Thanks for reading. I hope you can help me.

Ambassadoratlarge answered 6/12, 2013 at 7:41 Comment(1)
So the data you're working with was converted from something that uses lossy compression, and uploaded to YouTube. You then ripped that to MP3, incuring more lossy compression. Then you convert that to WAV, which has to fill in those lossy gaps with something. It's quite possible that you're not getting exactly 1024 Hz. Does the signal look right if you examine it in an audio editor? I suspect you'll need to do some approximate matching as MrSmith mentions in his answer.Paraphernalia
S
2

This is how I would do it (high level description)

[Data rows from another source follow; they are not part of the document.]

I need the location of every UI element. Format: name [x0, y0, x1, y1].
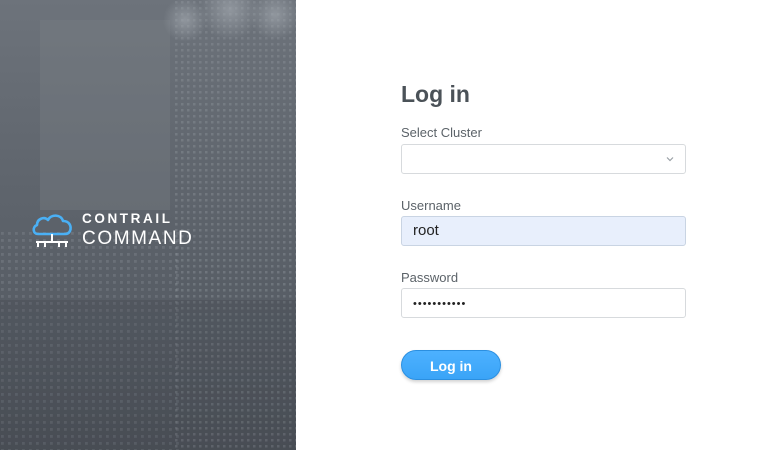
brand-name: CONTRAIL COMMAND	[82, 212, 193, 248]
brand-logo: CONTRAIL COMMAND	[30, 212, 193, 248]
cluster-select[interactable]	[401, 144, 686, 174]
login-form: Log in Select Cluster Username root Pass…	[401, 80, 686, 380]
password-label: Password	[401, 270, 459, 285]
brand-name-line1: CONTRAIL	[82, 211, 173, 227]
login-button[interactable]: Log in	[401, 350, 501, 380]
password-field[interactable]: •••••••••••	[401, 288, 686, 318]
password-value: •••••••••••	[413, 298, 467, 310]
username-label: Username	[401, 198, 461, 213]
username-value: root	[413, 222, 439, 239]
chevron-down-icon	[666, 157, 674, 162]
background-panel: CONTRAIL COMMAND	[0, 0, 296, 450]
page-title: Log in	[401, 81, 470, 107]
brand-name-line2: COMMAND	[82, 227, 194, 249]
username-field[interactable]: root	[401, 216, 686, 246]
cloud-network-icon	[32, 214, 72, 247]
cluster-label: Select Cluster	[401, 125, 482, 140]
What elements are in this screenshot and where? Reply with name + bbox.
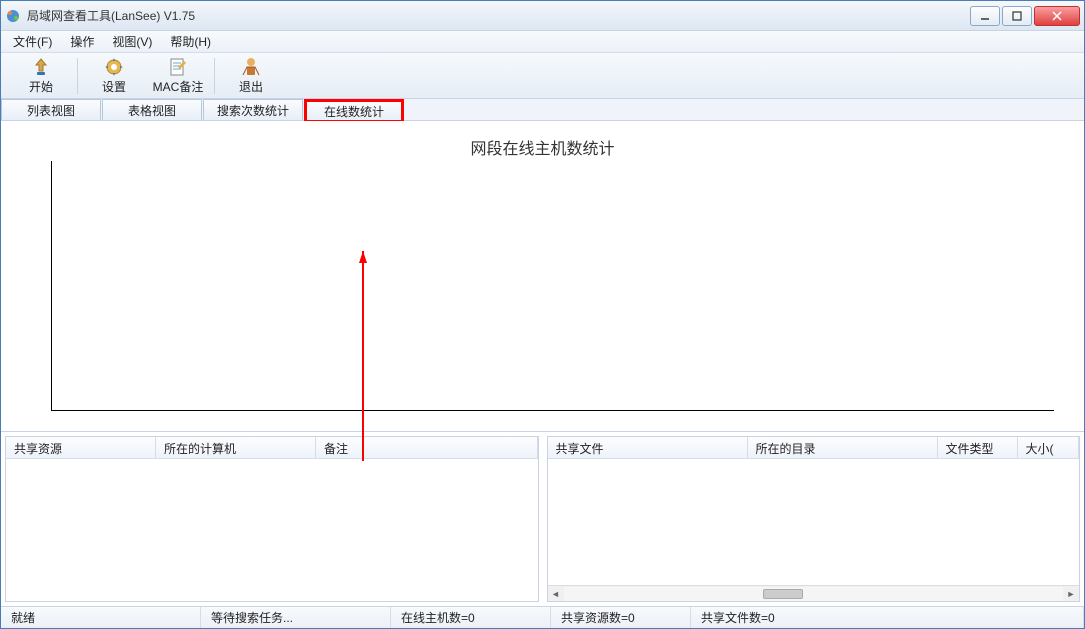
col-size[interactable]: 大小( — [1018, 437, 1080, 458]
menu-operate[interactable]: 操作 — [62, 31, 102, 52]
titlebar: 局域网查看工具(LanSee) V1.75 — [1, 1, 1084, 31]
col-note[interactable]: 备注 — [316, 437, 538, 458]
tab-online-count[interactable]: 在线数统计 — [304, 99, 404, 123]
gear-icon — [104, 57, 124, 77]
maximize-button[interactable] — [1002, 6, 1032, 26]
col-shared-resource[interactable]: 共享资源 — [6, 437, 156, 458]
y-axis — [51, 161, 52, 411]
settings-button[interactable]: 设置 — [82, 55, 146, 97]
right-panel-body[interactable] — [548, 459, 1080, 585]
window-controls — [970, 6, 1080, 26]
tabs: 列表视图 表格视图 搜索次数统计 在线数统计 — [1, 99, 1084, 121]
menu-view[interactable]: 视图(V) — [104, 31, 160, 52]
start-icon — [31, 57, 51, 77]
left-panel-body[interactable] — [6, 459, 538, 601]
close-button[interactable] — [1034, 6, 1080, 26]
col-directory[interactable]: 所在的目录 — [748, 437, 938, 458]
status-waiting: 等待搜索任务... — [201, 607, 391, 628]
menu-file[interactable]: 文件(F) — [5, 31, 60, 52]
left-panel-header: 共享资源 所在的计算机 备注 — [6, 437, 538, 459]
status-shared-files: 共享文件数=0 — [691, 607, 1084, 628]
x-axis — [51, 410, 1054, 411]
col-shared-file[interactable]: 共享文件 — [548, 437, 748, 458]
status-ready: 就绪 — [1, 607, 201, 628]
toolbar-separator — [77, 58, 78, 94]
scroll-thumb[interactable] — [763, 589, 803, 599]
exit-button[interactable]: 退出 — [219, 55, 283, 97]
scroll-left-arrow-icon[interactable]: ◄ — [548, 587, 564, 601]
exit-icon — [241, 57, 261, 77]
window-title: 局域网查看工具(LanSee) V1.75 — [27, 7, 970, 24]
main-window: 局域网查看工具(LanSee) V1.75 文件(F) 操作 视图(V) 帮助(… — [0, 0, 1085, 629]
status-online-hosts: 在线主机数=0 — [391, 607, 551, 628]
right-panel-header: 共享文件 所在的目录 文件类型 大小( — [548, 437, 1080, 459]
toolbar: 开始 设置 MAC备注 — [1, 53, 1084, 99]
statusbar: 就绪 等待搜索任务... 在线主机数=0 共享资源数=0 共享文件数=0 — [1, 606, 1084, 628]
start-button[interactable]: 开始 — [9, 55, 73, 97]
mac-note-button[interactable]: MAC备注 — [146, 55, 210, 97]
status-shared-resources: 共享资源数=0 — [551, 607, 691, 628]
start-label: 开始 — [29, 78, 53, 95]
horizontal-scrollbar[interactable]: ◄ ► — [548, 585, 1080, 601]
scroll-track[interactable] — [564, 587, 1064, 601]
chart-axes — [51, 161, 1054, 411]
bottom-panels: 共享资源 所在的计算机 备注 共享文件 所在的目录 文件类型 大小( ◄ ► — [1, 431, 1084, 606]
chart-area: 网段在线主机数统计 — [1, 121, 1084, 431]
left-panel: 共享资源 所在的计算机 备注 — [5, 436, 539, 602]
chart-title: 网段在线主机数统计 — [31, 135, 1054, 159]
note-icon — [168, 57, 188, 77]
tab-search-count[interactable]: 搜索次数统计 — [203, 99, 303, 120]
app-icon — [5, 8, 21, 24]
exit-label: 退出 — [239, 78, 263, 95]
menu-help[interactable]: 帮助(H) — [162, 31, 219, 52]
right-panel: 共享文件 所在的目录 文件类型 大小( ◄ ► — [547, 436, 1081, 602]
mac-note-label: MAC备注 — [153, 78, 204, 95]
col-file-type[interactable]: 文件类型 — [938, 437, 1018, 458]
menubar: 文件(F) 操作 视图(V) 帮助(H) — [1, 31, 1084, 53]
settings-label: 设置 — [102, 78, 126, 95]
scroll-right-arrow-icon[interactable]: ► — [1063, 587, 1079, 601]
col-computer[interactable]: 所在的计算机 — [156, 437, 316, 458]
tab-table-view[interactable]: 表格视图 — [102, 99, 202, 120]
tab-list-view[interactable]: 列表视图 — [1, 99, 101, 120]
toolbar-separator — [214, 58, 215, 94]
minimize-button[interactable] — [970, 6, 1000, 26]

  1. Run your signal through a FFT
  2. look for steady peaks at about 640Hz+1024Hz (I would say at least +/- 10Hz)
  3. if the signal is steady for about 10 ms (with steady I mean about 95% of the samples are in the same range 640Hz+/-10Hz (or 1024Hz+/-10Hz) take it as a detection of the tone. Use this detection also to synchronize your timer that tells you when to expect the next tone.
Scale answered 6/12, 2013 at 8:11 Comment(0)
A
1

I got it about 90% working now after rewriting the sample parsing loop and silence detection parts. There were two main problems in my implementation. The first was that the silence detector was overeager, so I changed it from processing every millisecond of samples to every half-millisecond of samples. That brought me exactly to the start of FSK data.

The next problem was that I then thought I could naively let the demodulator look at 15.625ms of samples as it works itself through the WAV file. It turns out that while this works great for the first 90 bits or so, eventually tones become a little longer or shorter than expected and the demodulator goes out of sync. The current code finds and corrects 13 bits with such a timing mismatch. Particularly vulnerable to this are spots where the signal changes from mark to space and vice versa.

Guess there's a reason the word "analog" contains "anal". It is. I really wish I knew more about signal theory and digital signal processing. :(

How I discovered all of this: I imported the MP3 and trimmed it down to the FSK part using Audacity. Then I had Audacity generate labels for every bit. After that I went through highlighting bits according toe the labels.